With ultra-long dated bonds flying off the shelf – as confirmed by the just issued inaugural 70 year bonds issued by Austria – fixed income investors continue to load up on record duration risk, which reminds us not only of a post we penned in June explaining just how massive the MTM losses would be as a result of a 1% rise in yields, suggesting that the Fed is trapped (daned if it doesn’t hike rates, causing massive MTM losses if it does), but to Ray Dalio’s recent presentation before the NY Fed in which he said the following:

it would only take a 100 basis point rise in Treasury bond yields to trigger the worst price decline in bonds since the 1981 bond market crash. And since those interest rates are embedded in the pricing of all investment assets, that would send them all much lower.

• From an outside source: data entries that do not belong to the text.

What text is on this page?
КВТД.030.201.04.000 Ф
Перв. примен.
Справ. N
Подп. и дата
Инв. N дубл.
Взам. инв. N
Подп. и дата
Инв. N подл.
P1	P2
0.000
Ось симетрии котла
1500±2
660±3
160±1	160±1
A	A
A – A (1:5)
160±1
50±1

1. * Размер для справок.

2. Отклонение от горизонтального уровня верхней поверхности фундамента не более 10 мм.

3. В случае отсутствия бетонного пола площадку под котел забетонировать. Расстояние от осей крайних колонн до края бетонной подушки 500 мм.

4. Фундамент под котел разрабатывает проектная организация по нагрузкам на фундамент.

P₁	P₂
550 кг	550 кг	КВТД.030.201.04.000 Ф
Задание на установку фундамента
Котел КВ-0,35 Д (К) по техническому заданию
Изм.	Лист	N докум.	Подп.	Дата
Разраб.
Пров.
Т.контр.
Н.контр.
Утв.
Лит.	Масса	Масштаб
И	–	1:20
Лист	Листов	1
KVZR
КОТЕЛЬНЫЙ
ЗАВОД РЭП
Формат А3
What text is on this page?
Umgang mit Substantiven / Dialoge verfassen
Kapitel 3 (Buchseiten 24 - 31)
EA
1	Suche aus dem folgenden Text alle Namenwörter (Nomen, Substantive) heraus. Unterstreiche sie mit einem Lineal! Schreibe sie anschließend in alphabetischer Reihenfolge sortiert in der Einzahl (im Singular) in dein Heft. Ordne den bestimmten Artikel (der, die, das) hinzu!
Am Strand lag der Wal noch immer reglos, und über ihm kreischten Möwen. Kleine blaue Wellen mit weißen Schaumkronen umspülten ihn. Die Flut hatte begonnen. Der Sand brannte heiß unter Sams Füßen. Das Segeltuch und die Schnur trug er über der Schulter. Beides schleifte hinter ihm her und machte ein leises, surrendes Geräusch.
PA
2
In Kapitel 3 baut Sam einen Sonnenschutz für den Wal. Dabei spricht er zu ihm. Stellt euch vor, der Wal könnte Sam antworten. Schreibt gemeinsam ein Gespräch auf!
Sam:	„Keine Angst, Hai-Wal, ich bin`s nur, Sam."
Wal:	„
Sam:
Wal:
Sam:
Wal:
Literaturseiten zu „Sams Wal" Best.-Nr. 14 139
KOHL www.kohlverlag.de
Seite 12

Today, thanks to Bloomberg we have an update on the actual size of the MTM losses as a result of a 100 bps increase in rates, something which central banks have been quietly trying to orchestrate as they seek to steepen yield curves and give banks some much needed Net Interest Margin. Here is the latest breakdown looking at just a subset of global debt, that captured by the BofA global government bond index, which excludes trillions in corporate bonds and other fixed-income linked instruments.

The rush into higher-yielding, long-term bonds has taken a key bond-market metric known as duration to historic levels. The higher the duration gauge goes, the steeper the losses will be when rates rise.

 

The effective duration on Bank of America’s global government bond index climbed to an all-time high of 8.23 in 2016, from 5 when it began in 1997. The metric set a record 5.9 for U.S. obligations, 7.2 across the euro area and 8.8 in Japan. A one-percentage point increase in interest rates equates to about $2.1 trillion in losses for global investors, based on a Bloomberg Barclays sovereign-debt index.

So call it DV01=$21 billion and rising at a record pace.

And while we don’t have the exact number, it is safe to say that when adding up the rest of global non-government duration exposure, the actual number is closer to $3 trillion in losses as a result of a 1% rise in yields; which is why we urge central banks, in the desire to push long-rates higher, that they tread lightly.